На этих словах двести шагов и кончились. Это оказалось так страшно, что Обр понял, сейчас сорвется, будет валяться в ногах, умолять о пощаде, выть как волк в капкане. Выть…
Жуткий звук повис над площадью Малых Солей – предсмертный вой обложенного со всех сторон вожака. Две минуты, пока в глотку ему снова не вогнали на редкость неаппетитный кляп, на этот раз сделанный из солдатской перчатки, Обр наслаждался властью над перепуганной толпой, визжащими бабами, обезумевшими лошадьми и бившимися в истерике собаками. Такого шума Малые Соли не слыхали со времен последнего разграбления.
На исходе второй минуты он уже стоял с капюшоном на голове, с петлей на шее и страстно хотел, чтобы все это кончилось немедленно. Но нет. Сквозь капюшон донесся скрипучий голос городского старшины.
– Приводится в исполнение смертный приговор, вынесенный городским судом Оберону Александру Хорту, обвиняемому в разбойном нападении и убийстве. Основанием для отмены приговора в данном случае могут быть помилование от его сиятельства князя Повенецкого.
– В наличии не имеется, – тут же прибавил кто-то.
– Новые свидетельства, вызывающие сомнения в виновности приговоренного.
– В наличии не имеется.
– Некто, знающий, что означенный преступник осужден невинно и желающий взять его вину на себя.
– В наличии не имеется.
– Девица честного поведения, желающая взять означенного преступника в мужья.
– В наличии не имеется.
– Некто, желающий выплатить выкуп и приобрести означенного преступника…

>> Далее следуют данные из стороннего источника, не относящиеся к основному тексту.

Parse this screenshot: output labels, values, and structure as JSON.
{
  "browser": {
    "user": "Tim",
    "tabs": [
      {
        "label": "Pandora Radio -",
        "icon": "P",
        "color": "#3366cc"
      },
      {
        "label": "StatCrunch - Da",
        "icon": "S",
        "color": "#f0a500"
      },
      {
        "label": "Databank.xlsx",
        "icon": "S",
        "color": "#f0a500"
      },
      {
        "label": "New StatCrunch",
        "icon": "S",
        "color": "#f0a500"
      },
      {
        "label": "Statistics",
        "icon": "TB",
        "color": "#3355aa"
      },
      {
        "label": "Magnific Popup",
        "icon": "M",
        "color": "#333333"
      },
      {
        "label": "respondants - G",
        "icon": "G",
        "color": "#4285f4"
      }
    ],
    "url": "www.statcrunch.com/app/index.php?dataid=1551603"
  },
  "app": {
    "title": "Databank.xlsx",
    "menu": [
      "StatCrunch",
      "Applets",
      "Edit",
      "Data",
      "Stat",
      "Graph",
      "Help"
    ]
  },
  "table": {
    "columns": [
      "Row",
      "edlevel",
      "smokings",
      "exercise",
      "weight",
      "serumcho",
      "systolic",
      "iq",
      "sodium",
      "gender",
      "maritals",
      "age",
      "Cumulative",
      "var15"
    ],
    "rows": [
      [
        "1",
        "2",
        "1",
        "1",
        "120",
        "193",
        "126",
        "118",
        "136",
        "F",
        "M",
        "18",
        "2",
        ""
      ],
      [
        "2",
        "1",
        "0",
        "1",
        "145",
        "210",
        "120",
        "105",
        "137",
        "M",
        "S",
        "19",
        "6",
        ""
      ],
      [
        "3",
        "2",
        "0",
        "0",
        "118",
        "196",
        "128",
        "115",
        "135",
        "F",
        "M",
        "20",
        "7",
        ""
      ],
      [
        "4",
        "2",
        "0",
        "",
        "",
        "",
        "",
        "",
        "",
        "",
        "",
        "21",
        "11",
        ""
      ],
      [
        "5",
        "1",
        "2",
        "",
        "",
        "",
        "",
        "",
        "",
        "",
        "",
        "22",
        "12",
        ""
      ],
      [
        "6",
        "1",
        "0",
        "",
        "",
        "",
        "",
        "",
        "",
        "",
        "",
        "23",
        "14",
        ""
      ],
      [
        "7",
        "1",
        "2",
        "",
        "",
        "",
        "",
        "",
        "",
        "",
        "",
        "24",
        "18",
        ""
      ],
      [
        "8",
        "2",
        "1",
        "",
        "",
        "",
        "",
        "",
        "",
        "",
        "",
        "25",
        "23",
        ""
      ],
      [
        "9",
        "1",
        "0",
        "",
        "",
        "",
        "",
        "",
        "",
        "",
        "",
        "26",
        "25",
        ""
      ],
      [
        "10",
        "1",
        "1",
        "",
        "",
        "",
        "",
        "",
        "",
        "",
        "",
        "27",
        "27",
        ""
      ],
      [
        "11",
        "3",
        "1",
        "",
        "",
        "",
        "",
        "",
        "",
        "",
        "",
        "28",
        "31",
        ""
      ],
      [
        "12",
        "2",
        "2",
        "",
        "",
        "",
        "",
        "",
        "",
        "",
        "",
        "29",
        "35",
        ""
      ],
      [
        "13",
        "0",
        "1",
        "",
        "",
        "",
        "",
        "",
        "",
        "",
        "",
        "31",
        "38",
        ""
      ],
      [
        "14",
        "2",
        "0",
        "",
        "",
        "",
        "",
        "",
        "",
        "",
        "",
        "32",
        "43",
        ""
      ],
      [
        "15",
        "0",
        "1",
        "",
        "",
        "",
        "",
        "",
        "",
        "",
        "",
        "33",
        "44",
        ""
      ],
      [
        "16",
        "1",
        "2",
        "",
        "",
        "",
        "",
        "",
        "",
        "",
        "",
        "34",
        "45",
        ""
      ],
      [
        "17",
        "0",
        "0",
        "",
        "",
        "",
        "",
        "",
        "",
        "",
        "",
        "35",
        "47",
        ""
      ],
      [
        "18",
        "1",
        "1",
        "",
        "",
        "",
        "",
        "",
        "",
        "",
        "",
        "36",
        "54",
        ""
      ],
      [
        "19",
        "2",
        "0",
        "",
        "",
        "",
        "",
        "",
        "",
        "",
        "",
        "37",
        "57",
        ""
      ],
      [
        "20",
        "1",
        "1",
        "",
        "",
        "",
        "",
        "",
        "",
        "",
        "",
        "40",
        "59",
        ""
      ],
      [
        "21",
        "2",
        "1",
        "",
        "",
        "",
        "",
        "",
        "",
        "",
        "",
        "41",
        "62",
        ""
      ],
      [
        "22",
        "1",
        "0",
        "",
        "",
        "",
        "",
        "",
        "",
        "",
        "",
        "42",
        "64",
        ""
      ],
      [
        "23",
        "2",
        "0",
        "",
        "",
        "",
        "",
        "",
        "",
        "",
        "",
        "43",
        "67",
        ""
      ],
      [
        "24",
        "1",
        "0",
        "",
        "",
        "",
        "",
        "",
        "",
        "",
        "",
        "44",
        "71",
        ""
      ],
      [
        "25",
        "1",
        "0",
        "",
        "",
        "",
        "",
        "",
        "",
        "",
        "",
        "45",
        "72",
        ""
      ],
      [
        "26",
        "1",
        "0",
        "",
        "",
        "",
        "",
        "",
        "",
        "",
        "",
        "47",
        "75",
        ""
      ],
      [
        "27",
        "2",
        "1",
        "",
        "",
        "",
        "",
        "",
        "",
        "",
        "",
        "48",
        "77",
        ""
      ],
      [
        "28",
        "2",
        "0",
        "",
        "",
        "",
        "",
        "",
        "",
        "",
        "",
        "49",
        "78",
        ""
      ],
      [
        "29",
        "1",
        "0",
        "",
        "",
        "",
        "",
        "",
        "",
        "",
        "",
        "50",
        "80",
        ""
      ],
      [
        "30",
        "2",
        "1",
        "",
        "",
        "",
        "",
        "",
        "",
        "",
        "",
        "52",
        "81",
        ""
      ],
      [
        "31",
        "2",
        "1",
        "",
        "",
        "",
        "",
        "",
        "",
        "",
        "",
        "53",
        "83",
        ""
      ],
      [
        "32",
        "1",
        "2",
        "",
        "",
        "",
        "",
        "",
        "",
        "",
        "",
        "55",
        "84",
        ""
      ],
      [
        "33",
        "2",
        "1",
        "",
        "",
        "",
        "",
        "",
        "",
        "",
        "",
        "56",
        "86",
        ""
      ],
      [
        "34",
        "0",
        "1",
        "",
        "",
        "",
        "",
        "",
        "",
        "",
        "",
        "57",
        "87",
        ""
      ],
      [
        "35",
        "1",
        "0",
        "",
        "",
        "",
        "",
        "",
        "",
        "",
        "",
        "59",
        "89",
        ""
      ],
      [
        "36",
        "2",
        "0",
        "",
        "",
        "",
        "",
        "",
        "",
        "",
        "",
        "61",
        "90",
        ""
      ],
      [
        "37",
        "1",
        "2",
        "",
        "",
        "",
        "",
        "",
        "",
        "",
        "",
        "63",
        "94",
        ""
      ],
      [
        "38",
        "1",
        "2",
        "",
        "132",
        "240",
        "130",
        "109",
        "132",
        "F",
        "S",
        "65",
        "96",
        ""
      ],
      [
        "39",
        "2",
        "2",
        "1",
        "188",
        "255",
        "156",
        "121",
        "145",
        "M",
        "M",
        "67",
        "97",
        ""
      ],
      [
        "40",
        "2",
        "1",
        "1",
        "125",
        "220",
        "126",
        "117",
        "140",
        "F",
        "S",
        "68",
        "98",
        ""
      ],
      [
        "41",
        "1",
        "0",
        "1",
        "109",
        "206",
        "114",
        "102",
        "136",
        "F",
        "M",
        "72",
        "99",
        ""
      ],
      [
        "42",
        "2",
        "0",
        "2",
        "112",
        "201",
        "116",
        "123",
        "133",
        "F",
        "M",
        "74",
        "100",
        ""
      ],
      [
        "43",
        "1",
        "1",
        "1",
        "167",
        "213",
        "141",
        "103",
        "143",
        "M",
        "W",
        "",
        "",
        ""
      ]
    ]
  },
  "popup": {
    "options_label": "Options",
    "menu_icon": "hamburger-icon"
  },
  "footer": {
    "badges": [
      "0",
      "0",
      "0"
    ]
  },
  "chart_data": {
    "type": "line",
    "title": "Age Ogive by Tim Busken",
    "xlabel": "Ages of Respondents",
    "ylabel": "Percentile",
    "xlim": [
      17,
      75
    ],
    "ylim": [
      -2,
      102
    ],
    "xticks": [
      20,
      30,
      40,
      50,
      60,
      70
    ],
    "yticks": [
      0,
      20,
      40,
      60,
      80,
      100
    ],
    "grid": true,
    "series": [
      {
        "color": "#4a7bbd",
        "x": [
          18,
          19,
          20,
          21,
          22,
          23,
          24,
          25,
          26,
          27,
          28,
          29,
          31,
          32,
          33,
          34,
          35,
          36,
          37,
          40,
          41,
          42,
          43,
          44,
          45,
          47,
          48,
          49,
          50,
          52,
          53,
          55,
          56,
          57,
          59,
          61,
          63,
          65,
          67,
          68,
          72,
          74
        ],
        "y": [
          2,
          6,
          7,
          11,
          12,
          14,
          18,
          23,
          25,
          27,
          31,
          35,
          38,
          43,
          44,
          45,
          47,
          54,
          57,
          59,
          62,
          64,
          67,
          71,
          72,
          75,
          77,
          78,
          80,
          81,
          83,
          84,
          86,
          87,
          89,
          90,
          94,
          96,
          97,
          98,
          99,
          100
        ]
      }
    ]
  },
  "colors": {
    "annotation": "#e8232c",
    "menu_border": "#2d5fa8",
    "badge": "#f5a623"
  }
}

– Господин Лисовин, данный случай не подпадает…
– Да, действительно. Итак, поскольку никаких предусмотренных препятствий не имеется, приказываю приступить к казни.
– Не надо!
Обр готов был поклясться, что это орет он сам. Но повезло. Кляп спас от позора. Вопль раздавался откуда-то из мира живых, оставшегося за серой тканью капюшона.
– Ах, чтоб тебя, – прямо над ухом выругался палач, – да держите же ее, и без того тошно.
Грязь смачно захлюпала под солдатскими сапогами, а потом задыхающийся, но ясный голос решительно произнес:
– Отпустите его. Я беру его в мужья!
Услышав такое, Обр изо всех сил затряс головой, пытаясь избавиться от капюшона. Серая влажная тряпка неохотно сползла с лица. Прямо под дубом из крепких солдатских рук вырывалась бабка в зеленом платке. Юбка ее была перепачкана, хлипкий кулачок притиснут к груди, видать, чтоб сердце не выскочило, зеленый платок сбился, повис на плечах, открыв на всеобщее обозрение серый, такой же старый и рваный. Красно-мундирник крепко ухватил ее повыше локтя, потянул прочь, но не тут-то было.
– Я хочу взять его в мужья! – задыхаясь, повторила бабка. – Я девушка честная, все знают!
Толпа притихла, не меньше Обра потрясенная этим явлением.
– Это че такое? – в смущении воззвал солдат, понятия не имевший, как унимать бойких теток. Бить такую вроде нехорошо, а слов глупая баба не слушает.
– Кхм… – отозвался солидно стоявший под дубом рыжебородый старшина и попытался поскрести в затылке, отчего пышный парик слегка перекосило, – это у нас городская дурочка. Ты того… полегче с ней. Она безобидная. С детства была малость с придурью, а с тех пор, как отец у нее в море пропал, и вовсе ничего не смыслит.
– Слышь, Нюсенька, – ласковым голосом проговорил стоявший по правую руку от старшины писарь, больше прежнего похожий на печального барсука, – шла бы ты домой. Тебе на такое глядеть не годится. Напугаешься. Иди с дяденькой. Дяденька добрый. Он тебя до дому проводит.
Солдат хмыкнул и снова потянул бабку за собой, но та оказалась упрямой.
– Неправду говорите, господин Лисовин. Не такая уж я дурочка. Сколько лет сама себя содержу-обихаживаю. Милостыню ни разу не просила. Все знают.